Ile Maurice: Navin Beekarry démissionne de la Financial Crimes Commission

16 Novembre 2024

La scène politique et institutionnelle de Maurice connaît de nouveaux bouleversements. Hier, la Financial Crimes Commission (FCC) a officiellement annoncé la démission de son directeur général, Navin Beekarry. Dans un communiqué, l'institution a confirmé que Navin Beekarry a remis sa lettre de démission au président de la République. Cette décision intervient à la suite de la victoire de l'Alliance du changement aux élections générales du 10 novembre.

Nommé à la tête de la FCC en mars dernier, Navin Beekarry avait déjà occupé un poste similaire lorsqu'il dirigeait l'ancienne Independent Commission Against Corruption (ICAC), remplacée par la FCC en décembre 2023, dans le cadre d'une réforme controversée. Cependant, depuis l'annonce des résultats des législatives, les appels pour qu'il démissionne se sont intensifiés.

Le jeudi 14 novembre, lors d'une conférence de presse, le Premier ministre, le Dr Navin Ramgoolam, avait publiquement exigé son départ. «Il doit savoir ce qu'il a à faire», a-t-il déclaré, ajoutant que plusieurs autres nominés politiques avaient déjà eu la décence de quitter leurs fonctions. Cette déclaration a marqué un tournant, intensifiant la pression sur Navin Beekarry.

Quelques jours avant cette annonce, le 12 novembre, la FCC avait publié un communiqué pour répondre à des rumeurs circulant dans les médias et sur les réseaux sociaux. Ces rumeurs accusaient l'institution de procéder à la destruction de documents sensibles après les élections. La FCC avait alors assuré le public que toutes ses archives, tant physiques qu'électroniques, étaient sécurisées et que toute tentative de manipulation était traçable.

Passé controversé

Néanmoins, les critiques envers Navin Beekarry ne datent pas d'hier.
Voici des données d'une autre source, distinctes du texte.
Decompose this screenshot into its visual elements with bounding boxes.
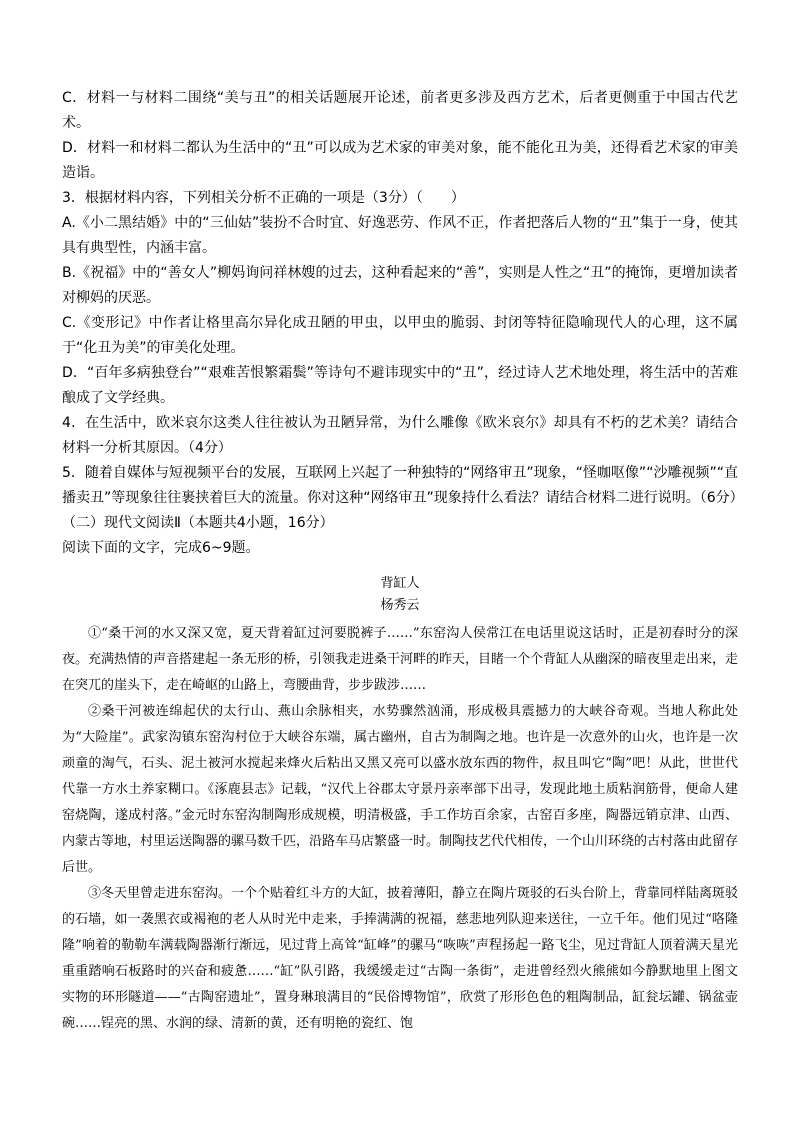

Parmi les polémiques notables figure l'affaire Med-Point, qui a marqué son mandat à l'ICAC. En 2019, avant une audience cruciale au Privy Council, la commission, sous sa direction, avait changé de position, s'alignant sur les arguments de Pravind Jugnauth contre le Directeur des poursuites publiques (DPP), Satyajit Boolell. Ce revirement stratégique avait soulevé de sérieuses questions sur l'indépendance de l'institution, notamment parce que l'ICAC avait initialement adopté une position opposée devant la Cour suprême.

De plus, le salaire de Navin Beekarry a fait l'objet de multiples interpellations parlementaires. Ni l'ancien Premier ministre Pravind Jugnauth ni la FCC n'avaient confirmé le montant, alimentant davantage la controverse. Le leader de l'opposition de l'époque, Xavier-Luc Duval, avait martelé que «c'était le Premier ministre qui désignait le directeur général, ainsi que les membres du conseil d'administration de l'ICAC, tout en fixant leur salaire.» Toutefois, le Premier ministre avait refusé de confirmer ou d'infirmer que Navin Beekarry percevait un salaire de Rs 650 000, «soit trois fois celui d'un juge».

La démission de Navin Beekarry intervient également dans un contexte de remise en question profonde de l'efficacité et de l'indépendance de la FCC. Le 14 novembre, le bureau du DPP a publié un communiqué appelant à des réformes légales urgentes pour garantir l'autonomie totale de son institution. Le DPP a dénoncé la Financial Crimes Commission Act, estimant qu'elle contrevient aux articles 1 et 72 de la Constitution, et a demandé son abrogation immédiate.

Le Premier ministre et leader du Parti travailliste, le Dr Navin Ramgoolam et Paul Bérenger, leader du Mouvement militant mauricien, ont également exprimé leur volonté de remplacer la FCC par un Serious Fraud Office, inspiré du modèle britannique, lors de leur sortie durant la campagne électorale. Paul Bérenger a notamment souligné, lors d'un entretien à la radio, que cette nouvelle instance devra fonctionner dans le respect des principes constitutionnels et être dirigée par une personnalité indépendante.

Le départ de Navin Beekarry laisse un vide à la tête de la FCC. Les noms de deux figures juridiques, Me Rajesh Unnuth et Me Sanjay Bhuckory, ont circulé comme potentiels remplaçants. Cependant, contactés, les deux avocats ont fermement démenti ces informations.